The price of progress? The new Costco excites some, causes environmental concerns for others


Photo: Emily Latham

Large construction equipment and piles of dirt dominate the site where a new Costco store is under construction. Many in the community have expressed dismay that so many trees were sacrificed to make way for the warehouse store that will open in November.

By Drew Fannin, The Flyer Staff

As the new Costco store prepares to open this fall near Kettering, many residents are torn about the environmental cost versus the economic boom that the warehouse-style store will bring to the community.

Costco, a membership club similar to Sam’s Club, originated in 1976 and now has hundreds of locations worldwide, although this is the first store in the Dayton area. It is being built at the corner of Wilmington Pike and Feedwire Road, and it’s projected to open in November.

Costco will be the anchor store of a new development called Cornerstone of Centerville, which is being built on the site of the former 270-acre Dille Family Farm. The Dille property included a  6,202-square-foot mansion, a three-car garage, a pool, barns and more than 7 acres of woods.

Among those concerned about the new Costco is Fairmont English teacher Josh Oliver. As the adviser of the school’s Earth Corps Club, he says he was dismayed by the destruction of the large wooded area that fronted Wilmington Pike.

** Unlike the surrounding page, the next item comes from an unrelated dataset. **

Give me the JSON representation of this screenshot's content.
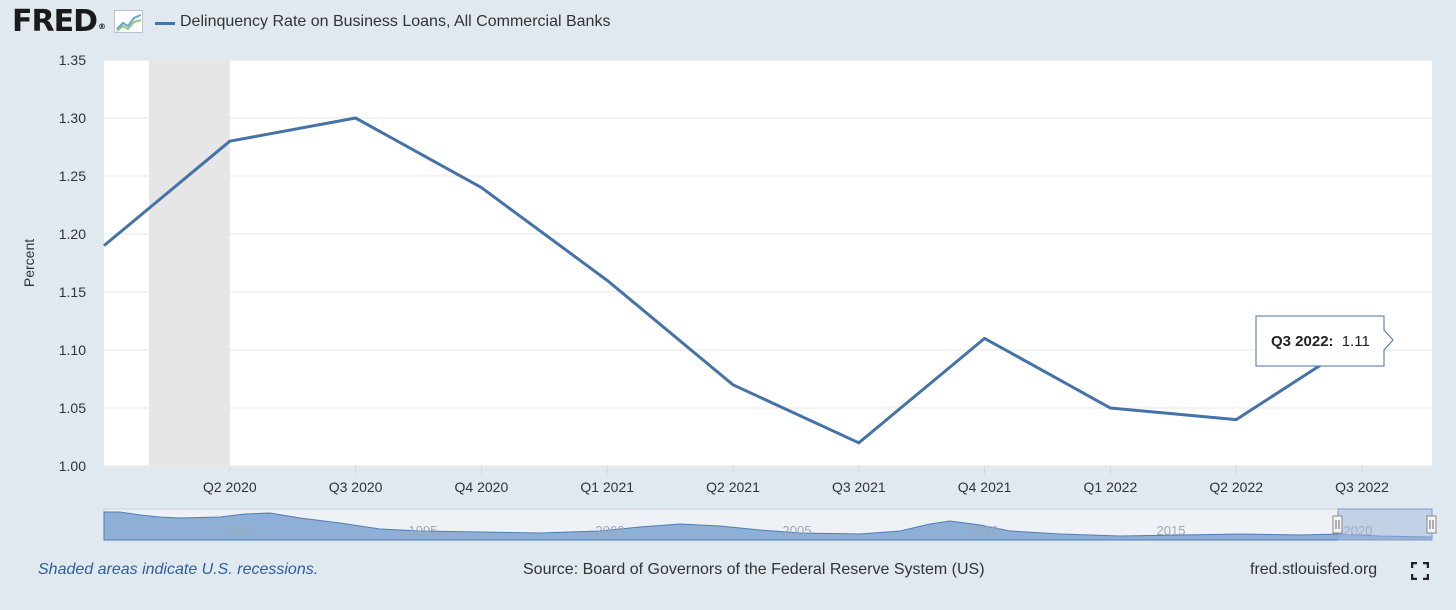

“When I first saw the trees gone, I felt shock and great sadness,” said Oliver, who added that he couldn’t help from thinking about the homeowners across the street from the construction site. “If I’m used to waking up and looking at acres of trees, and all of the sudden I’m looking at mounds of dirt, I would be waking up crankier.”

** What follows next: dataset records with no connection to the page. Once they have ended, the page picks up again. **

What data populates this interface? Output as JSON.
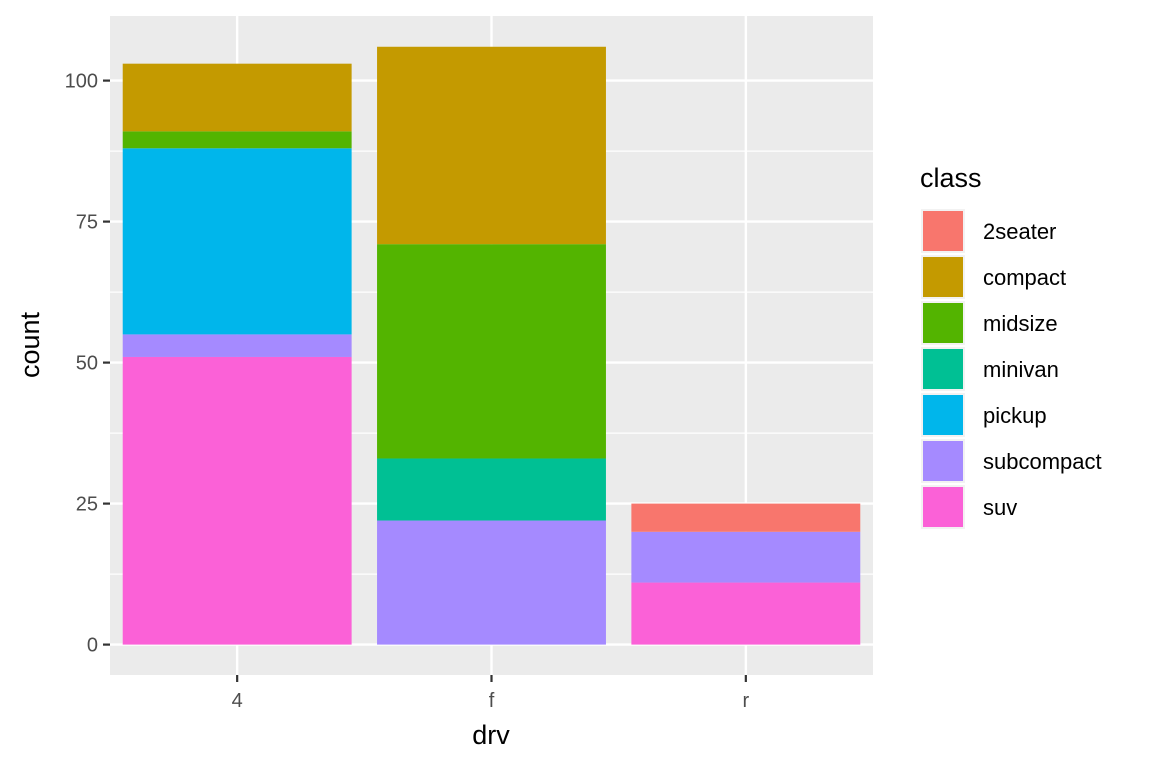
{
  "chart_data": {
    "type": "bar",
    "stacked": true,
    "xlabel": "drv",
    "ylabel": "count",
    "categories": [
      "4",
      "f",
      "r"
    ],
    "ylim": [
      0,
      108
    ],
    "yticks": [
      0,
      25,
      50,
      75,
      100
    ],
    "grid": true,
    "legend": {
      "title": "class",
      "position": "right"
    },
    "series": [
      {
        "name": "2seater",
        "color": "#F8766D",
        "values": [
          0,
          0,
          5
        ]
      },
      {
        "name": "compact",
        "color": "#C49A00",
        "values": [
          12,
          35,
          0
        ]
      },
      {
        "name": "midsize",
        "color": "#53B400",
        "values": [
          3,
          38,
          0
        ]
      },
      {
        "name": "minivan",
        "color": "#00C094",
        "values": [
          0,
          11,
          0
        ]
      },
      {
        "name": "pickup",
        "color": "#00B6EB",
        "values": [
          33,
          0,
          0
        ]
      },
      {
        "name": "subcompact",
        "color": "#A58AFF",
        "values": [
          4,
          22,
          9
        ]
      },
      {
        "name": "suv",
        "color": "#FB61D7",
        "values": [
          51,
          0,
          11
        ]
      }
    ]
  }
}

Although it will be beneficial, the cost outweighs the benefit. It’s a perfect example of habitat destruction.”

— Senior Emma Keller

Fairmont senior Emma Keller has her own take on the construction of the 148,000-square-foot warehouse store. “The area used to be very scenic, especially during the summertime,” Keller said. “We have plenty of stores in our area. Costco isn’t needed.”

Both Oliver and Keller, however, admitted that the new addition will be good for jobs. “Although it will be beneficial, the cost outweighs the benefit,” Keller said. “It’s a perfect example of habitat destruction.”

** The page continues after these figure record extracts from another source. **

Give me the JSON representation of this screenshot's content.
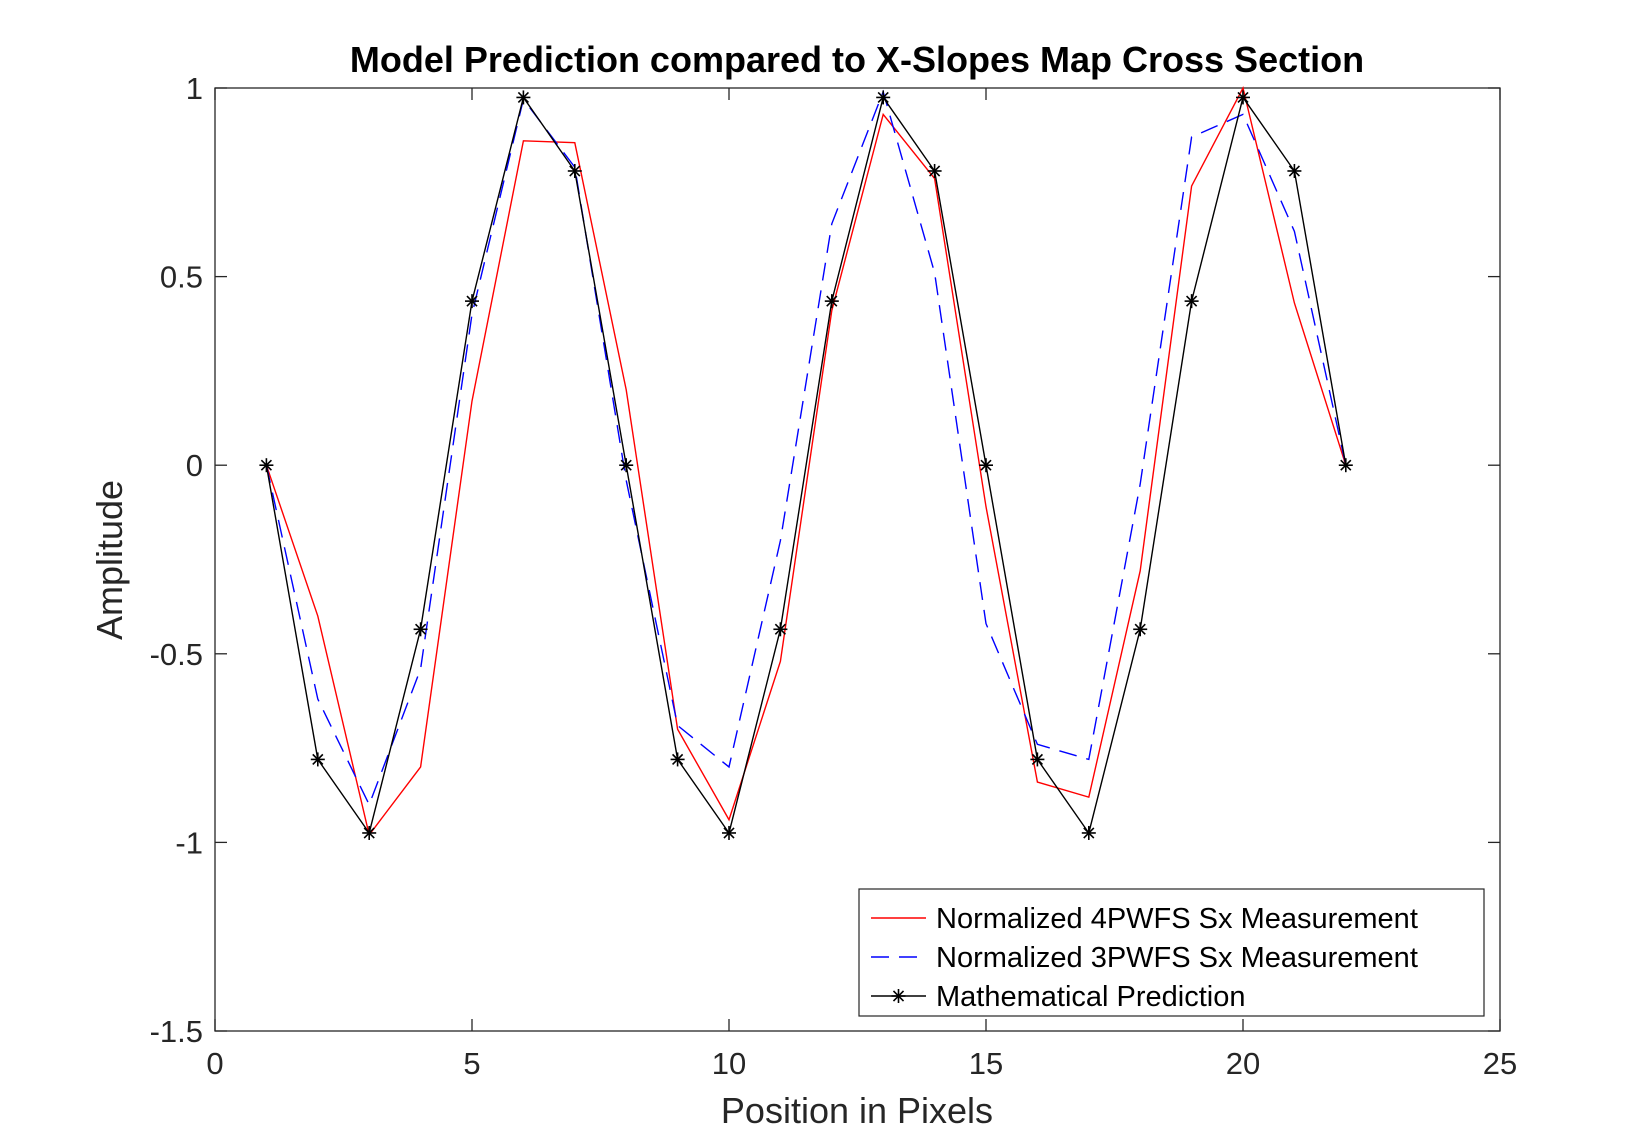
{
  "chart_data": {
    "type": "line",
    "title": "Model Prediction compared to X-Slopes Map Cross Section",
    "xlabel": "Position in Pixels",
    "ylabel": "Amplitude",
    "xlim": [
      0,
      25
    ],
    "ylim": [
      -1.5,
      1
    ],
    "xticks": [
      0,
      5,
      10,
      15,
      20,
      25
    ],
    "yticks": [
      -1.5,
      -1,
      -0.5,
      0,
      0.5,
      1
    ],
    "xtick_labels": [
      "0",
      "5",
      "10",
      "15",
      "20",
      "25"
    ],
    "ytick_labels": [
      "-1.5",
      "-1",
      "-0.5",
      "0",
      "0.5",
      "1"
    ],
    "grid": false,
    "legend_position": "bottom-right",
    "x": [
      1,
      2,
      3,
      4,
      5,
      6,
      7,
      8,
      9,
      10,
      11,
      12,
      13,
      14,
      15,
      16,
      17,
      18,
      19,
      20,
      21,
      22
    ],
    "series": [
      {
        "name": "Normalized 4PWFS Sx Measurement",
        "color": "#ff0000",
        "style": "solid",
        "marker": "none",
        "values": [
          0,
          -0.4,
          -0.98,
          -0.8,
          0.17,
          0.86,
          0.855,
          0.2,
          -0.7,
          -0.94,
          -0.52,
          0.41,
          0.93,
          0.76,
          -0.11,
          -0.84,
          -0.88,
          -0.28,
          0.74,
          1.0,
          0.43,
          0
        ]
      },
      {
        "name": "Normalized 3PWFS Sx Measurement",
        "color": "#0000ff",
        "style": "dashed",
        "marker": "none",
        "values": [
          0,
          -0.62,
          -0.9,
          -0.54,
          0.4,
          0.97,
          0.79,
          -0.04,
          -0.69,
          -0.8,
          -0.2,
          0.64,
          0.99,
          0.51,
          -0.42,
          -0.74,
          -0.78,
          -0.05,
          0.87,
          0.93,
          0.62,
          0
        ]
      },
      {
        "name": "Mathematical Prediction",
        "color": "#000000",
        "style": "solid",
        "marker": "asterisk",
        "values": [
          0,
          -0.78,
          -0.975,
          -0.435,
          0.435,
          0.975,
          0.78,
          0,
          -0.78,
          -0.975,
          -0.435,
          0.435,
          0.975,
          0.78,
          0,
          -0.78,
          -0.975,
          -0.435,
          0.435,
          0.975,
          0.78,
          0
        ]
      }
    ]
  }
}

On the other hand, Centerville Economic Development Administrator Nathan Cahall is excited about Costco and the other businesses that will be drawn to the development.

“Since Costco has already attracted a lot of interest, the Centerville community and economy will hugely benefit from the store,” Cahall said.

In addition to tax revenue from Costco sales, many point to the approximately 200 employees the major retailer is expected to hire. And Bloomberg BusinessWeek says Costco employees make an average of about $21 per hour, compared to about $12 for Walmart workers.

But Emily Newman, who teaches IB Environmental Systems and Societies at Fairmont High School, isn’t nearly as excited about the development.

“We have so many other places to shop, we don’t need anymore options,” she said. “I probably won’t shop at Costco. I don’t think it will be something I’ll ever go to.”

Newman also pointed out the negative effects of deforestation. “The loss of the forest is a loss for the production of oxygen, soil nutrients and photosynthesis,” she said, adding that the commercial buildings and the traffic also will be polluting the air.

It’s a struggle all too common in today’s society:  Preserving nature while progressing economically. But the choice is simple for some.

“What used to be there was a lot prettier to look at,” Newman said. “It’s the last thing we need in the Dayton area.”